MCI (decadimento cognitivo lieve)

Il decadimento cognitivo lieve è una condizione clinica caratterizzata da una sfumata difficoltà in uno o più domini cognitivi (quali, ad esempio, memoria, attenzione o linguaggio), oggettivata attraverso i test neuropsicologici, tale però da non compromette le normali e quotidiane attività di una persona. Spesso ci si riferisce a questo status con l’acronimo inglese MCI, che significa Mild Cognitive Impairment.

Le persone con il decadimento cognitivo lieve di solito incontrano qualche difficoltà ad ultimare alcuni compiti complessi, che prima avevano sempre eseguito senza difficoltà, come occuparsi dei propri affari finanziari, prepararsi un pasto oppure fare la spesa. Potrebbero necessitare di tempi più lunghi, oppure essere meno efficienti o fare più errori rispetto al passato nelle medesime attività, ma ciononostante mantenere la loro autonomia e indipendenza.
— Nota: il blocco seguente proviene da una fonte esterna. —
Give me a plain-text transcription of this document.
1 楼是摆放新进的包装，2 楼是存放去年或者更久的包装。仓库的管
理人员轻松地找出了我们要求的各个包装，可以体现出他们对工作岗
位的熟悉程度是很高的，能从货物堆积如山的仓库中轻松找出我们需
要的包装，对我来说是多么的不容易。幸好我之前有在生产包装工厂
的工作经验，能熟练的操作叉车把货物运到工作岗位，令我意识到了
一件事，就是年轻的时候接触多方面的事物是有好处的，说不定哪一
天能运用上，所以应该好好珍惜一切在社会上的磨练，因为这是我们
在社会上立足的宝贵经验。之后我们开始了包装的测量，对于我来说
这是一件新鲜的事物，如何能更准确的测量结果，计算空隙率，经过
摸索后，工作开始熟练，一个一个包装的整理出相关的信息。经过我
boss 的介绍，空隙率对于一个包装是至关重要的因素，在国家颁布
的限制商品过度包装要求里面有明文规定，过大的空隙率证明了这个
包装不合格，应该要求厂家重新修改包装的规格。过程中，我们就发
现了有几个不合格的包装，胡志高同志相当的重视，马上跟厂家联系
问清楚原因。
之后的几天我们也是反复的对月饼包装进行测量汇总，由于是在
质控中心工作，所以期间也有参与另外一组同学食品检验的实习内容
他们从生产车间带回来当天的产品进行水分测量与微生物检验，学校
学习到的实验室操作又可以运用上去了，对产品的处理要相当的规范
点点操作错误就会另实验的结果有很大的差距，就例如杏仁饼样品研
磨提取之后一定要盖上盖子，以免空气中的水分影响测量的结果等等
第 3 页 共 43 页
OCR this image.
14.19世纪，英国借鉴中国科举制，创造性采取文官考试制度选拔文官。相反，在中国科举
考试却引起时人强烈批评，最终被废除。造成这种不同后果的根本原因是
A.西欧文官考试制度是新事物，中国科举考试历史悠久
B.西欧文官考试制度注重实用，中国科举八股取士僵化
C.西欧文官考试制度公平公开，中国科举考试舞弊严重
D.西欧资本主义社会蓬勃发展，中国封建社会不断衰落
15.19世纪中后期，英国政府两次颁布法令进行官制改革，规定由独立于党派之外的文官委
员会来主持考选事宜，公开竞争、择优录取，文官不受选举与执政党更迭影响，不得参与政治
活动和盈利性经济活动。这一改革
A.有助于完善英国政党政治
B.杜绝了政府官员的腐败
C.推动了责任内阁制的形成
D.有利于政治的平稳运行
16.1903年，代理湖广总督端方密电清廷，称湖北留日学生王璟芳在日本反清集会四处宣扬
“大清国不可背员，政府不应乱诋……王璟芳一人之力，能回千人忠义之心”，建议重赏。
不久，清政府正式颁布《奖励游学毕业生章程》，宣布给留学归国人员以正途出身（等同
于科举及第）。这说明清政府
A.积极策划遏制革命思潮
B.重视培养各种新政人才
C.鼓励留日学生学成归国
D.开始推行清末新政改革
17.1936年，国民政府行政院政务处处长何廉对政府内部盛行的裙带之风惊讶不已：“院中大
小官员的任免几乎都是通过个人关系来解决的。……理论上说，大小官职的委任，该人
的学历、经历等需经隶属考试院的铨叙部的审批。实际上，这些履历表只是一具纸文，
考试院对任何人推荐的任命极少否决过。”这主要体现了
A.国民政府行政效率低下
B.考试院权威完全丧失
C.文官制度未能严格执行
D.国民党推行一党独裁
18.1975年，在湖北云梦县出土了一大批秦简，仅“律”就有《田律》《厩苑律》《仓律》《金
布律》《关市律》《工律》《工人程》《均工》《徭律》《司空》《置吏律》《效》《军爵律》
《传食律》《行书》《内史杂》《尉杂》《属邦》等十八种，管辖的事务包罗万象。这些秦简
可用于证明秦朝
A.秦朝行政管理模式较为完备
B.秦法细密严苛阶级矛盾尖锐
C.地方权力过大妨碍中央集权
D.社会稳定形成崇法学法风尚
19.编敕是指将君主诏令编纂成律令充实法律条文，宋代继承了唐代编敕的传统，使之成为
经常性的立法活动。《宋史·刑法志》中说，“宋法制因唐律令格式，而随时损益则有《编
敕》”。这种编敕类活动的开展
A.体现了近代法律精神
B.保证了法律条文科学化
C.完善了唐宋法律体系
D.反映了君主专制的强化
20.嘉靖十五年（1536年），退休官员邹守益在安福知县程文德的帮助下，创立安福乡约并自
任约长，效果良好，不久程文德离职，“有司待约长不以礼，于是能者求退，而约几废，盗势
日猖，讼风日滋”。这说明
A volte manifestano essi stessi preoccupazione rispetto a questo cambiamento nella qualità delle loro performance.

L’MCI è un fenomeno tutt’altro che unitario e generalmente si riferisce a uno stato di transizione tra il normale invecchiamento e la demenza lieve.

Il declino cognitivo lieve può essere classificato in relazione alla funzione cognitiva deficitaria all’esordio dello stesso. Avremo quindi:

  • MCI amnesico: quando la persona lamenta un deficit di memoria isolato.
  • MCI non amnesico: quando la persona presenta un deficit isolato in una dominio cognitivo diverso dalla memoria, quale attenzione, linguaggio o funzioni esecutive.
  • MCI multidominio: quando la persona presenta deficit in più di una funzione cognitiva.

Poiché gli studi di letteratura indicano che una percentuale stimata tra 10-15% di pazienti con diagnosi di Mild Cognitive Impairment ogni anno sviluppa la demenza di Alzheimer (AD), gli sforzi dei ricercatori e dei clinici sono tesi a individuare le caratteristiche prodromiche, ossia precocissime e spesso visibili solo con l’ausilio di esami strumentali, così da intervenire prima possibile con trattamenti specifici, se utili.

Per cui è stata sviluppata un’altra nomenclatura basata sulla patogenesi, volta pertanto all’individuazione dei segni clinici e dei marcatori specifici in cui il declino cognitivo dovrebbe evolvere. Avremo quindi “MCI dovuto ad AD”, se il medico ritiene che il quadro clinico sia destinato a diventare un quadro di malattia di Alzheimer, piuttosto che “dovuto ad FTD”, se sospetta un esordio di Demenza Fronto-Temporale.

È pertanto evidente che per la formulazione della diagnosi i medici continuino ad usare gli strumenti clinici tradizionali, come il colloquio con il paziente e con un familiare, l’esame obiettivo, l’analisi del profilo cognitivo ottenuta dalla somministrazione dei test neuropsicologici, ma si affidino anche all’essenziale supporto degli esiti degli esami strumentali (esami del sangue, tecniche di neuroimaging (RMN o PET), per citarne alcuni).

È bene ricordare però che non tutte le persone a cui viene diagnosticato il declino cognitivo lieve condividono lo stesso destino. In alcuni, i sintomi si mantengono stabili nel tempo, in gravità e frequenza; in altri, il deficit migliora o addirittura può regredire, se secondario a un’altra condizione clinica o di stress emotivo (quale depressione, carenze vitaminiche, abuso di medicinali o alcol) su cui il medico può intervenire.